Как она обрадовалась, услышав, что я ушла наконец от Германа.

– Приезжай ко мне, – тут же потребовала Эдит, – места в моем коттедже хватит, живи сколько вздумается, я только за. Ты благотворно на меня влияешь. Ты ведь знаешь, Никочка, меня иногда… э-э-э… заносит на поворотах. Так можно и с трассы ненароком слететь, и голову потерять, а ты меня сдерживаешь. Ты такая гармоничная. Ну что тебе делать в доме этого твердокаменного моралиста и идеалиста Кмоторовича? Со скуки помрешь. Даже не думай – переезжай ко мне чем раньше, тем лучше.

Но я колебалась. Эдит – действительно особа без тормозов. Во всех смыслах слова. Я сильно подозреваю, что ей все равно, с кем спать – с мужчиной или женщиной. Нет, я не ханжа, но при мысли, что я стану объектом сексуальных притязаний особы с явно к тому же выраженными садистскими наклонностями, мне становится немного не по себе.
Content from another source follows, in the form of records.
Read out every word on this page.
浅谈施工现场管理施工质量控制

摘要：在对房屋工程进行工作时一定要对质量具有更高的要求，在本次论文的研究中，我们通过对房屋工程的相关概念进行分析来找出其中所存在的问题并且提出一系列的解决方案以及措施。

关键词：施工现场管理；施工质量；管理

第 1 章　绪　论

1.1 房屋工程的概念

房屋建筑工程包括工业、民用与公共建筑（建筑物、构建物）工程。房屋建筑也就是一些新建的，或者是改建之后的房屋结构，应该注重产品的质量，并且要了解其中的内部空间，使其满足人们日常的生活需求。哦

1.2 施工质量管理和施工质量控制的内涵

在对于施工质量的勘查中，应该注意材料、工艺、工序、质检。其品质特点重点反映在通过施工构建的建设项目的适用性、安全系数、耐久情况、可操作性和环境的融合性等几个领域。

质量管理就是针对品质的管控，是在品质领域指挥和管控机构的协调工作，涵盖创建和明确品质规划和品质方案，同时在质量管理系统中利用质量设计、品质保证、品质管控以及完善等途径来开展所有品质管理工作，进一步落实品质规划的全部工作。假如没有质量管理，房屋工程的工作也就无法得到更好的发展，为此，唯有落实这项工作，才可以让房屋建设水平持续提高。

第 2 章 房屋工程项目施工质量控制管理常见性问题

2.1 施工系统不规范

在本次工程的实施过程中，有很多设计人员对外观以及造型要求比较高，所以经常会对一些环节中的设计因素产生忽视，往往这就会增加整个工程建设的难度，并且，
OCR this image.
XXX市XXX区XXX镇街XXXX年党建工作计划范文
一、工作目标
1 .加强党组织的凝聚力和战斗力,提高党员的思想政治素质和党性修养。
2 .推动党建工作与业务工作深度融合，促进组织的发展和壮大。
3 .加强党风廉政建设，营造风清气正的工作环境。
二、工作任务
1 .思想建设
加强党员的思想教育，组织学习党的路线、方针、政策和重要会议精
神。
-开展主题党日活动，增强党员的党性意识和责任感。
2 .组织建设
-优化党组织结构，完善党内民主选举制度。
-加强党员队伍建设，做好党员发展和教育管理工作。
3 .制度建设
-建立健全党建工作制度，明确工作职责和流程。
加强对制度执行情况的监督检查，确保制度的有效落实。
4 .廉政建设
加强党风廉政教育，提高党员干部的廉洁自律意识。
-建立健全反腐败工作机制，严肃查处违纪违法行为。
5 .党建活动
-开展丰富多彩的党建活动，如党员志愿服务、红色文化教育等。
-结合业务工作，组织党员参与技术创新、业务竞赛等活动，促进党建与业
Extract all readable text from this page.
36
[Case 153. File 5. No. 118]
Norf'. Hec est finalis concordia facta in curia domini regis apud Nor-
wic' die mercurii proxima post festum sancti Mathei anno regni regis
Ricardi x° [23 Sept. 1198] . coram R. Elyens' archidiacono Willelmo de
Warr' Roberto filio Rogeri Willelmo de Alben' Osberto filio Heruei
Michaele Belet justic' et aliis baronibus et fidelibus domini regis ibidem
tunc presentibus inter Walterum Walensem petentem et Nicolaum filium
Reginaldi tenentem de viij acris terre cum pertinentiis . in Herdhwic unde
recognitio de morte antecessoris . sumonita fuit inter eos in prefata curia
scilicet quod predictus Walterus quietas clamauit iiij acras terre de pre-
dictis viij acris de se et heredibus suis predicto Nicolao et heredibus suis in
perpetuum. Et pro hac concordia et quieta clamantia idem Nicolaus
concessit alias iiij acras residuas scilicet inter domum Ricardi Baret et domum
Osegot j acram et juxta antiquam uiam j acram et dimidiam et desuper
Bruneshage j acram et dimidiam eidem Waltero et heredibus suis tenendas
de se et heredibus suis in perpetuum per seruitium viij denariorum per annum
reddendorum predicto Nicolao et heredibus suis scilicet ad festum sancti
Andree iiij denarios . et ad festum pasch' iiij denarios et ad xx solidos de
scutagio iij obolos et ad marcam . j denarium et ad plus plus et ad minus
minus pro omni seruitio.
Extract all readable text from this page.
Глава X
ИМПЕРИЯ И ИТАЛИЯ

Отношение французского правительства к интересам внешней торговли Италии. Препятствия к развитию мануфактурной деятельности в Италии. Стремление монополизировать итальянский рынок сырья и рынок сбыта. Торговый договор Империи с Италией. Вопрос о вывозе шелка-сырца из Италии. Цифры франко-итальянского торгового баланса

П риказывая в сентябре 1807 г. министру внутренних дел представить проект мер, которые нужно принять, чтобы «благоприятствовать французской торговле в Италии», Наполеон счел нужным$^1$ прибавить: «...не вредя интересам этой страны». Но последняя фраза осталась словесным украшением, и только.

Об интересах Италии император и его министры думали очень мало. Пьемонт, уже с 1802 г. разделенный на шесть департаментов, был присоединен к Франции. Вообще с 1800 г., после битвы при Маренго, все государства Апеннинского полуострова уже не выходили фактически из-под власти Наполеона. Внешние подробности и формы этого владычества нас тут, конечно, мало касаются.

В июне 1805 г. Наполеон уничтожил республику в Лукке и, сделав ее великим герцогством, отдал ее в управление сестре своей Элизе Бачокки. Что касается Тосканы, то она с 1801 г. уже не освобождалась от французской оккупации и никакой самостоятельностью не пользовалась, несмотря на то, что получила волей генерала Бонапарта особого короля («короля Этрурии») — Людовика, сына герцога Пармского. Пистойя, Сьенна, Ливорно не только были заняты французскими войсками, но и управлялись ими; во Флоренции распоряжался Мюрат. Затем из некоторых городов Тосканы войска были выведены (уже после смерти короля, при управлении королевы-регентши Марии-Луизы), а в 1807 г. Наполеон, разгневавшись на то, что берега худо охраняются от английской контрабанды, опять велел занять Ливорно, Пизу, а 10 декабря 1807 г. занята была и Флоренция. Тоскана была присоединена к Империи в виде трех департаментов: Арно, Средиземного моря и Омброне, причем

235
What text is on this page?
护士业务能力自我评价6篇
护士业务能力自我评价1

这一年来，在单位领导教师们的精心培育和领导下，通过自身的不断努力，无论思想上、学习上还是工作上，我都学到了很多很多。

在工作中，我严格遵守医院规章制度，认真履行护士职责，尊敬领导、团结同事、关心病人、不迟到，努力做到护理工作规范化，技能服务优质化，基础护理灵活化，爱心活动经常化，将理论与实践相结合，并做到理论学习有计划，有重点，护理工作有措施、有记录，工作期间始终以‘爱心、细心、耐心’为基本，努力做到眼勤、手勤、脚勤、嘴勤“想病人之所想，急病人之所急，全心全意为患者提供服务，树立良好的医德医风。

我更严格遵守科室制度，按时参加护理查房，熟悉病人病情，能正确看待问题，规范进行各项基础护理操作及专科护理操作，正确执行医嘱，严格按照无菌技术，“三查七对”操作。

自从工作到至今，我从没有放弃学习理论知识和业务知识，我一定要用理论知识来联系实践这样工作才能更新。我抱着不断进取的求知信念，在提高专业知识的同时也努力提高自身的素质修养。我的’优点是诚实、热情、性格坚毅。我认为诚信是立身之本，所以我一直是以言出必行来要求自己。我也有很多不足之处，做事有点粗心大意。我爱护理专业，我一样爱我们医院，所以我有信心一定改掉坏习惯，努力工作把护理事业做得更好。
Поэтому я колебалась. Несколько дней в доме – почему-то его все называют усадьбой – Алекса оказались очень кстати. Но – хорошего помаленьку. Тем более «хорошего». В смысле – «правильного». Очень уж мы разные. Идеализм Кмоторовича и его тезки действовали на нервы. Хотелось уже как-то расслабиться.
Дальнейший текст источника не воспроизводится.